Impressive stuff!
As I am using construct for a commercial game as well, let me give you some advice and answer some of your questions.
Making a map editor is completely possible.
If you're going to have between 300-600 MB of graphics, you're probably going to have to roll your own image loading solution. Construct can take a while to compile if there's a lot of graphics in the .cap. Each time you edit the graphics and preview the application again with that many graphics, it's going to take an excruciatingly long time for it to compile. As such, if you put all of your graphics in a folder and load them from there, it will go much, much faster, as the game will only load the ones you need when you want them.
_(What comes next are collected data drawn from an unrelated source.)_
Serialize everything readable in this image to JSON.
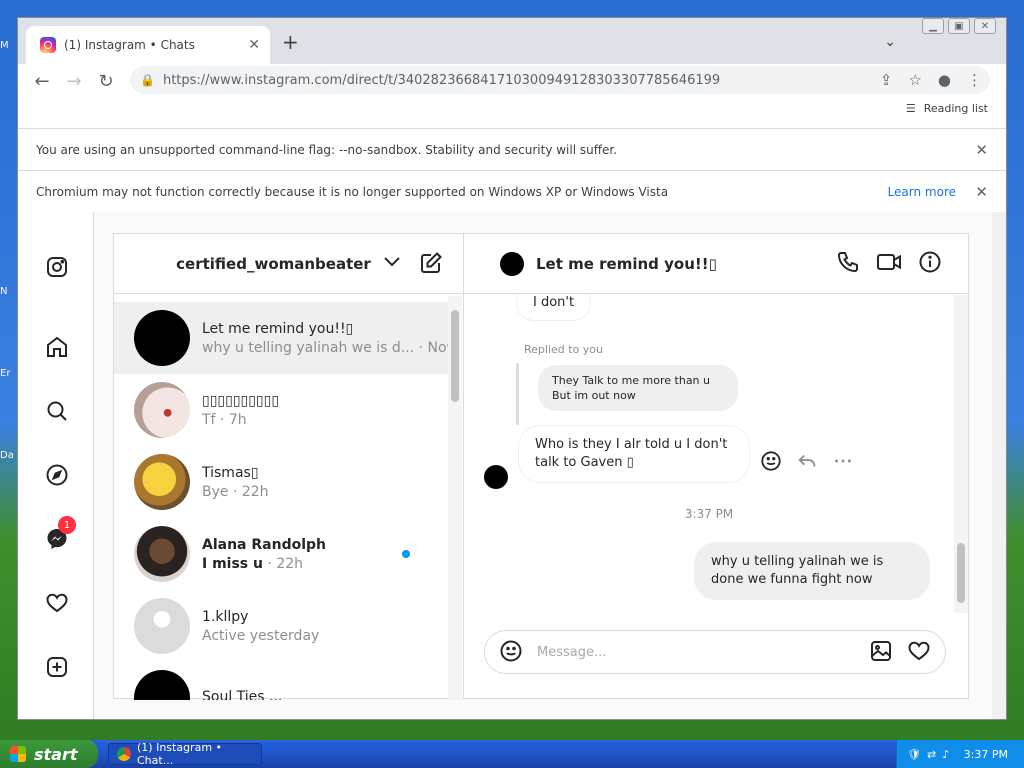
{
  "desktop": {
    "icon_labels": [
      "M",
      "N",
      "Er",
      "Da"
    ]
  },
  "browser": {
    "tab_title": "(1) Instagram • Chats",
    "url": "https://www.instagram.com/direct/t/340282366841710300949128303307785646199",
    "reading_list": "Reading list",
    "infobars": [
      {
        "text": "You are using an unsupported command-line flag: --no-sandbox. Stability and security will suffer."
      },
      {
        "text": "Chromium may not function correctly because it is no longer supported on Windows XP or Windows Vista",
        "link": "Learn more"
      }
    ]
  },
  "inbox": {
    "username": "certified_womanbeater",
    "threads": [
      {
        "name": "Let me remind you!!▯",
        "preview": "why u telling yalinah we is d... · Now",
        "active": true,
        "avatar": "#000000"
      },
      {
        "name": "▯▯▯▯▯▯▯▯▯▯",
        "preview": "Tf · 7h",
        "avatar": "#e8d6d0"
      },
      {
        "name": "Tismas▯",
        "preview": "Bye · 22h",
        "avatar": "#e8c84a"
      },
      {
        "name": "Alana Randolph",
        "preview": "I miss u",
        "preview_time": " · 22h",
        "unread": true,
        "avatar": "#5a4636"
      },
      {
        "name": "1.kllpy",
        "preview": "Active yesterday",
        "avatar": "#dbdbdb"
      },
      {
        "name": "Soul Ties ...",
        "preview": "",
        "avatar": "#000000"
      }
    ]
  },
  "thread": {
    "title": "Let me remind you!!▯",
    "messages": {
      "first": "I don't",
      "replied_label": "Replied to you",
      "quoted": "They Talk to me more than u But im out now",
      "reply": "Who is they I alr told u I don't talk to Gaven ▯",
      "timestamp": "3:37 PM",
      "mine": "why u telling yalinah we is done we funna fight now"
    },
    "composer_placeholder": "Message..."
  },
  "nav": {
    "notification_count": "1"
  },
  "taskbar": {
    "start": "start",
    "task": "(1) Instagram • Chat...",
    "clock": "3:37 PM"
  }
}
As for encrypting them, lucid's plugin "s" has encryption capabilities.
1. Attaching a shadow underneath characters is definitely possible, I'm doing it in my game right now. What you do is first, create the shadow object and give it a variable 'uid'.
Then put every object that needs a shadow into a family, let's call it 'shadowfamily'.
Give that family a variable 'shadow' via the family manager under the project tab.
Have two events:
if family's variable 'shadow' is equal to 0
- create sprite "shadow"
- set shadow's variable 'uid' to shadowfamily.uid
- set shadowfamily's variable 'shadow' to 1
event two
for each shadowfamily
if shadow's variable 'uid' is equal to shadowfamily.uid
- set position of shadow to shadowfamily
2. Yes, you can create objects from different layouts. The easiest way to get objects from different layouts to appear in all event sheets is to temporarily make the object global, then it will be accessible from every layout's event sheet. Remember to uncheck global when you're done!
3. The system object has an action that frees up VRAM, "load/unload layout textures." However, in the application properties, there is a setting for "load textures" - if that is set to per layout, then it will automatically load all textures needed for the layout at the start of a layout, and unload the previous layout's textures. There are a few new tips up about memory management on the wiki section on VRAM: http://sourceforge.net/apps/mediawiki/c ... ation_tips
4. I don't know of any way to do exclusively isometric pathfinding.
5. Yes, using the image manipulator, you can load images from disk and copy and paste images to and from sprites. One limitation at the moment is you cannot create extra frames of animation at runtime. You'll need to make sure that the sprite has enough animation frames before you compile.